Emergenza Covid19: siamo un Paese, non un Campanile

di Pietro Saitta – In un testo assai divertente per l’inversione dei fatti e dei significati che propone, alcuni consiglieri comunali parlano di 34 messinesi che, non firmandosi, “intendono farsi pubblicità”. Gli stessi consiglieri si riferiscono a dei firmatari che, “con buona probabilità, appartengono a gruppi politici” (come se, peraltro, gli stessi che parlano non fossero appartenuti e, in fondo, non appartenessero ancora a un gruppo politico. Che l’infamia di appartenere a qualcosa sia l’infamia di loro stessi?). Altri ancora, bestemmiando, paragonano l’emergenza covid-19 allo “sterminio degli ebrei”.

Spiacente dunque di deludere loro e gli altri tifosi, devo necessariamente dire loro che quella lettera l’hanno scritta dei cittadini semplici, appartenenti a culture politiche variegate.

Infatti chi ha proposto e firmato quel documento lo ha fatto solo per lo sdegno provato dinanzi allo spettacolo di un uomo che trasforma una epidemia in un teatro, in barba al principio fondamentale per cui in una catastrofe non si sommano le voci e le gerarchie si rispettano.

Ciò che so è che nei tempi di crisi la comunicazione del rischio non ammette che a un messaggio se ne aggiunga un altro che sia contraddittorio rispetto al primo, perché rassicurante rispetto a questo oppure allarmistico. I messaggi, cioè, devono giungere al pubblico in modo univoco.

Come su una nave nella tempesta, in certe situazioni a comandare sono solo alcuni: quelli che possiedono le informazioni, le competenze per processarle e un gruppo scientifico di supporto che ne orienta le decisioni. In queste circostanze, semplicemente, ci si affida a un gruppo.

Chi ha firmato ha visto che il primo a mettere in discussione questo principio fondamentale è stato proprio Cateno De Luca. È lui e soltanto lui che dopo un lungo e ossequiante periodo di silenzio che lo aveva però relegato ai margini, ha improvvisamente fatto mostra di dismettere la fiducia verso le istituzioni nazionali e preso a diramare nuovi allarmanti messaggi.

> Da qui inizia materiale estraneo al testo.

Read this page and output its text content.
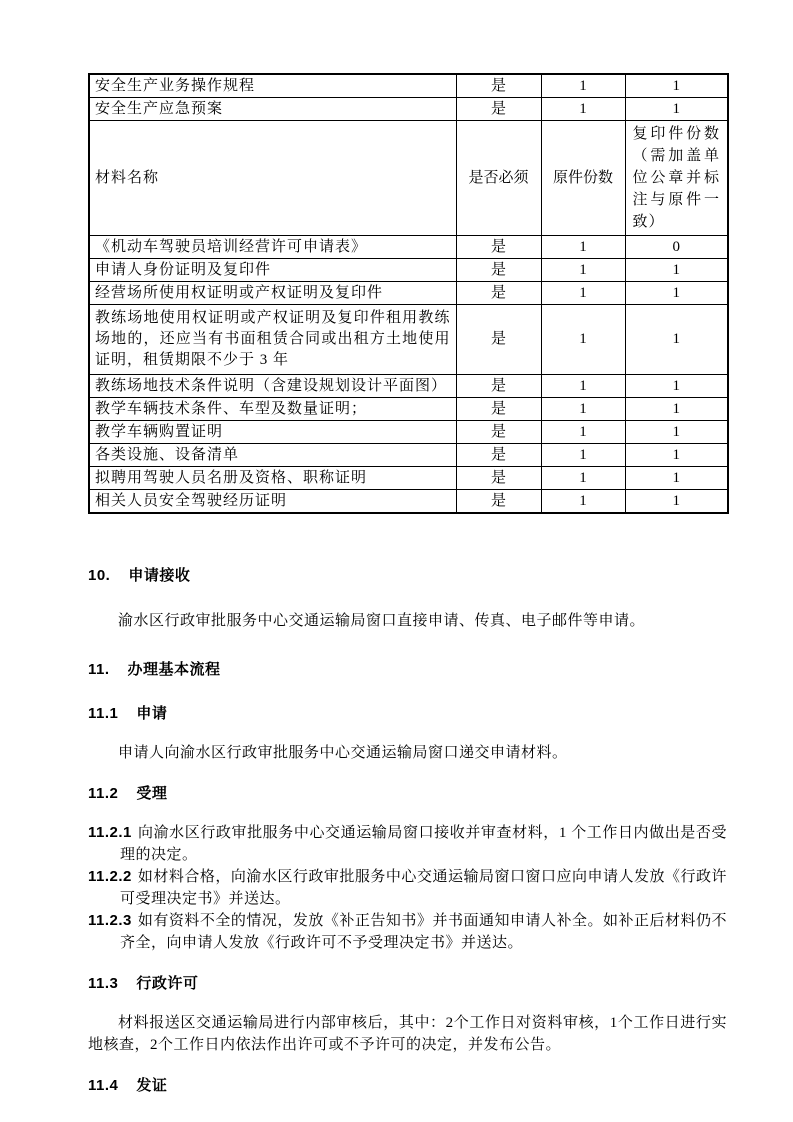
安全生产业务操作规程	是	1	1
安全生产应急预案	是	1	1
材料名称	是否必须	原件份数	复印件份数（需加盖单位公章并标注与原件一致）
《机动车驾驶员培训经营许可申请表》	是	1	0
申请人身份证明及复印件	是	1	1
经营场所使用权证明或产权证明及复印件	是	1	1
教练场地使用权证明或产权证明及复印件租用教练场地的，还应当有书面租赁合同或出租方土地使用证明，租赁期限不少于 3 年	是	1	1
教练场地技术条件说明（含建设规划设计平面图）	是	1	1
教学车辆技术条件、车型及数量证明；	是	1	1
教学车辆购置证明	是	1	1
各类设施、设备清单	是	1	1
拟聘用驾驶人员名册及资格、职称证明	是	1	1
相关人员安全驾驶经历证明	是	1	1
10. 申请接收
渝水区行政审批服务中心交通运输局窗口直接申请、传真、电子邮件等申请。
11. 办理基本流程
11.1 申请
申请人向渝水区行政审批服务中心交通运输局窗口递交申请材料。
11.2 受理
11.2.1 向渝水区行政审批服务中心交通运输局窗口接收并审查材料，1 个工作日内做出是否受理的决定。
11.2.2 如材料合格，向渝水区行政审批服务中心交通运输局窗口窗口应向申请人发放《行政许可受理决定书》并送达。
11.2.3 如有资料不全的情况，发放《补正告知书》并书面通知申请人补全。如补正后材料仍不齐全，向申请人发放《行政许可不予受理决定书》并送达。
11.3 行政许可
材料报送区交通运输局进行内部审核后，其中：2个工作日对资料审核，1个工作日进行实地核查，2个工作日内依法作出许可或不予许可的决定，并发布公告。
11.4 发证
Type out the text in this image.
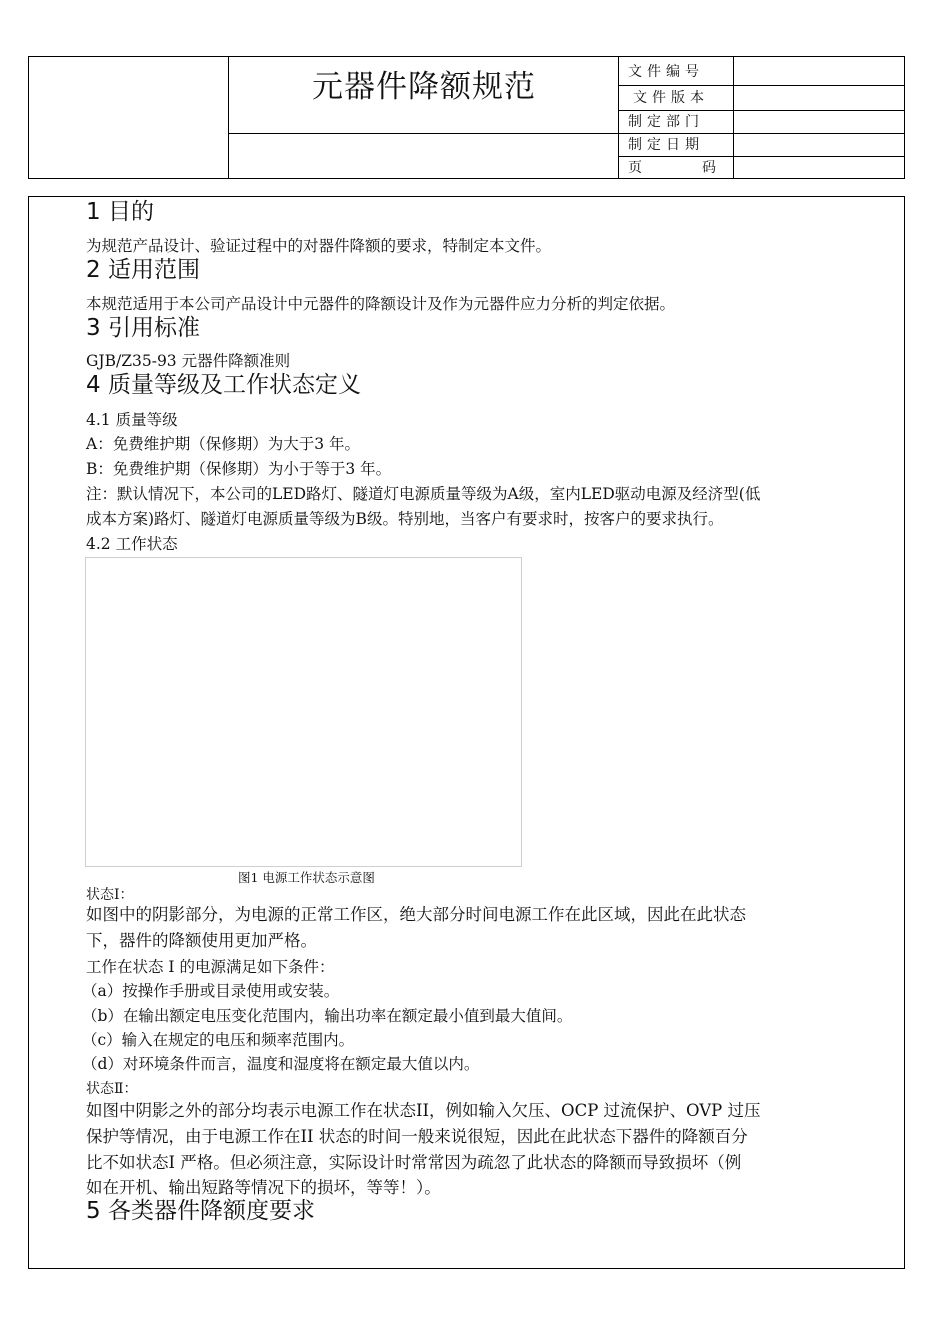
元器件降额规范	文件编号
文件版本
制定部门
制定日期
页	码
1 目的
为规范产品设计、验证过程中的对器件降额的要求，特制定本文件。
2 适用范围
本规范适用于本公司产品设计中元器件的降额设计及作为元器件应力分析的判定依据。
3 引用标准
GJB/Z35-93 元器件降额准则
4 质量等级及工作状态定义
4.1 质量等级
A：免费维护期（保修期）为大于3 年。
B：免费维护期（保修期）为小于等于3 年。
注：默认情况下，本公司的LED路灯、隧道灯电源质量等级为A级，室内LED驱动电源及经济型(低
成本方案)路灯、隧道灯电源质量等级为B级。特别地，当客户有要求时，按客户的要求执行。
4.2 工作状态
图1 电源工作状态示意图
状态I：
如图中的阴影部分，为电源的正常工作区，绝大部分时间电源工作在此区域，因此在此状态
下，器件的降额使用更加严格。
工作在状态 I 的电源满足如下条件：
（a）按操作手册或目录使用或安装。
（b）在输出额定电压变化范围内，输出功率在额定最小值到最大值间。
（c）输入在规定的电压和频率范围内。
（d）对环境条件而言，温度和湿度将在额定最大值以内。
状态Ⅱ：
如图中阴影之外的部分均表示电源工作在状态II，例如输入欠压、OCP 过流保护、OVP 过压
保护等情况，由于电源工作在II 状态的时间一般来说很短，因此在此状态下器件的降额百分
比不如状态I 严格。但必须注意，实际设计时常常因为疏忽了此状态的降额而导致损坏（例
如在开机、输出短路等情况下的损坏，等等！）。
5 各类器件降额度要求
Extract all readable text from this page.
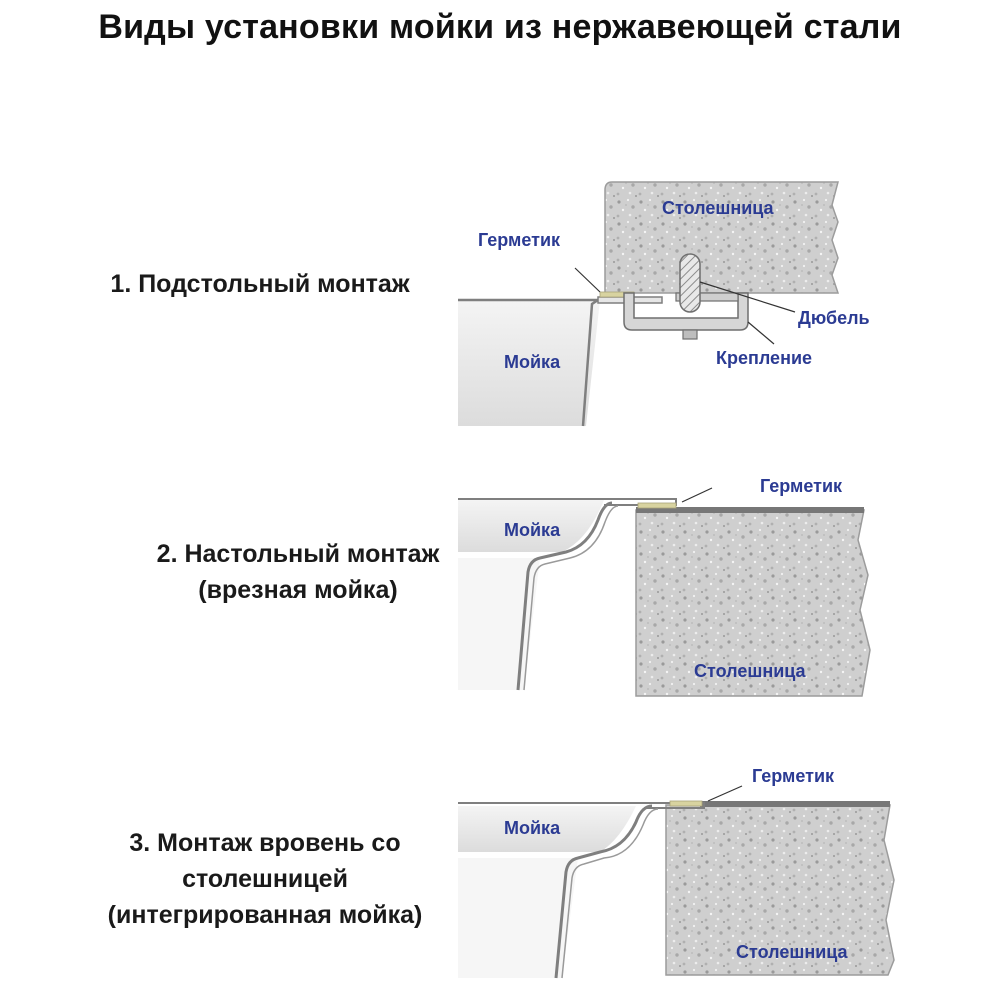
Виды установки мойки из нержавеющей стали
1. Подстольный монтаж
2. Настольный монтаж
(врезная мойка)
3. Монтаж вровень со
столешницей
(интегрированная мойка)
Столешница
Герметик
Мойка
Дюбель
Крепление
Герметик
Мойка
Столешница
Герметик
Мойка
Столешница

Come un paziente che volesse insegnare al medico come fare un’operazione, Cateno De Luca ha sistematicamente contraddetto le indicazioni che venivano dal governo centrale.

Lì ove il principio era l’unità del paese dinanzi a una crisi comune, Cateno De Luca ha introdotto il principio della “eccezionalità messinese”. Come se la carenza di posti letto e la spoliazione della sanità pubblica fosse un problema di Messina e non di gran parte di questa nazione. Un male comune, che mette Messina nella stessa condizione di Catanzaro o di Potenza. Ed un male, per l’appunto, di cui si tiene conto nelle analisi dei dati e della programmazione centrale.

Per chi ha firmato il documento, Cateno De Luca ha fatto tutt’altro che difendere la città di Messina: ha creato invece una situazione di pluralismo normativo, in cui la gente ha smesso di sapere quale comportamento fosse autorizzato e quale no.

In ragione di questa ostinazione ha creato ripetutamente incidenti diplomatici con quelle istituzioni a lui sovraordinate a cui rifiutava però di obbedire. Al punto che è stato progressivamente isolato, se è vero che il Presidente Musumeci dichiara a un certo punto della crisi che, per quanto riguarda Messina, stava coordinandosi con la Prefetta Librizzi e con la Ministra Lamorgese. Ma non menziona mai il sindaco, con cui era semplicemente impossibile concordare alcunché.

Questi sono i fatti. Unicamente i fatti. A seguire c’è il piano dell’interpretazione politica: ho già detto che all’inizio della crisi De Luca si era comportato dignitosamente (tanto dignitosamente che avevo persino ripetutamente pensato di scrivergli per fargli i complimenti). In quel periodo, però, è successo pure che per la prima volta nella sua storia politica recente De Luca si era ritrovato nel cono d’ombra delle gerarchie proprie di un momento di crisi. Un tempo troppo lungo, che deve avergli dato l’impressione di stare perdendo la propria centralità (basta a riguardo dare un’occhiata alla sua pagina web, carente in quei giorni di like e condivisioni).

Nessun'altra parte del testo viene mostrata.